The new 800 Series Diamond – Studio Photography

Photographer Phil Sills has shot most of Bowers & Wilkins products over the last decade. Here he talks about the challenge of producing the studio images of the new range, and elevating the work above anything Bowers & Wilkins has done before.

I was warned at the back end of 2014 that things were going to get busy in 2015. Why? Because the new 800 Series Diamond from Bowers & Wilkins was going to be launched.

There was of course going to be the usual product work needed that would provide the core work for the web site, however on top of that due to the complete redesign of the range, Bowers & Wilkins required a brand new set of hero beauty shots. Something had to change to set the bar higher, to push what we would normally be able to achieve.


The plan we arrived at? Lets go to a car studio and shoot them!

This might sound like a crazy idea, however there was a huge amount of logic to this decision. The new Turbine head is rounded and has a fantastic smooth flowing curve that runs down its length as well as wrapping around the new grey Continuum cone. The piano black finish turns that surface into a mirror. You could say this is the perfect storm for a photographer.


The car studio was genius. It gave us a way of handling the smooth shiny rounded black object. It gave us an environment that naturally gave us very large areas of ceiling walls and floor to use. We could work up our lighting to pick out the details required and then let the tones fade off. Our new highlights created off the floating ceiling and floor were more like mid tones – more grey then white. They had to be to make sure the speaker looked black. The range of tones was immense with many surfaces of the speaker fading off to just above black.


In short, the car studio gave us a whole new world to reflect into our speaker.

Of course, every honeymoon has to come to an end! Following on from the successful images created in the studio, came further requests for additional shots – to be shot in the same style. Logistics prevented us getting back into the car studio so now we had a big challenge. We had to match the lighting possible in a small still life studio and achieve pretty well much what we had in the car studio environment. Mmmmmm.

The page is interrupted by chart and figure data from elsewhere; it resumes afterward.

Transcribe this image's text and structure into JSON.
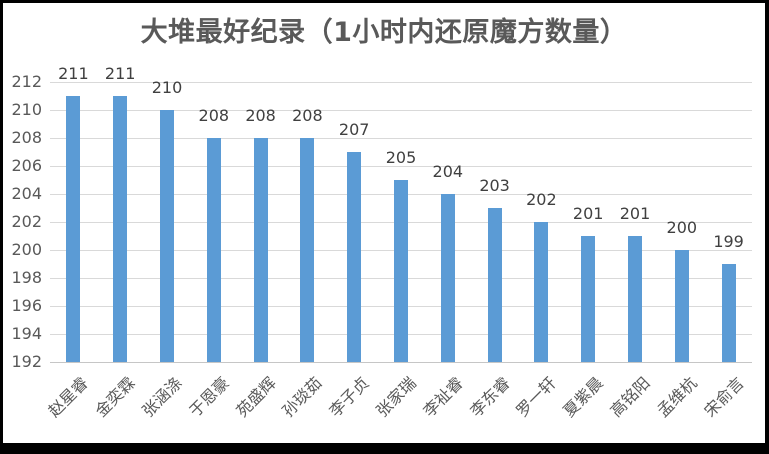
{
  "chart_data": {
    "type": "bar",
    "title": "大堆最好纪录（1小时内还原魔方数量）",
    "categories": [
      "赵星睿",
      "金奕霖",
      "张涵涤",
      "于恩豪",
      "苑盛辉",
      "孙琰茹",
      "李子贞",
      "张家瑞",
      "李祉睿",
      "李东睿",
      "罗一轩",
      "夏紫晨",
      "高铭阳",
      "孟维杭",
      "宋俞言"
    ],
    "values": [
      211,
      211,
      210,
      208,
      208,
      208,
      207,
      205,
      204,
      203,
      202,
      201,
      201,
      200,
      199
    ],
    "xlabel": "",
    "ylabel": "",
    "ylim": [
      192,
      212
    ],
    "yticks": [
      192,
      194,
      196,
      198,
      200,
      202,
      204,
      206,
      208,
      210,
      212
    ],
    "grid": true,
    "legend_position": "none",
    "data_labels": "outside-end",
    "category_label_rotation_deg": 45,
    "colors": {
      "bar": "#5B9BD5",
      "gridline": "#D9D9D9",
      "axis_line": "#C6C6C6",
      "title_text": "#595959",
      "data_label_text": "#404040",
      "tick_text": "#595959",
      "frame_border": "#000000",
      "background": "#FFFFFF"
    }
  }
}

Well, as they say, you are only as good as your last shot so we stepped up the task and looked closely at the shapes of the reflections created in the big space and then made lighting set ups to generate similar ones in my small one. In the car studio, surfaces and lighting would be 6 to 8ft away. In my studio, we were positioning 8ft sheets of Perspex 1 inch off the surface of the speaker! With a little bit of element shooting we were able to build up areas of similar looking lighting. Once these were gathered into the computer and layered up we could craft these highlights to pull the new shots in line with what we had done before.


It doesn’t mean of course that the car studio shoot was not necessary – it is completely the opposite of that. The car studio shoot was essential in forming a new style and approach. After that, using our studio lighting and retouching skills we could recreate it.

Although, I have to say, put me in the car studio any day – its much more fun!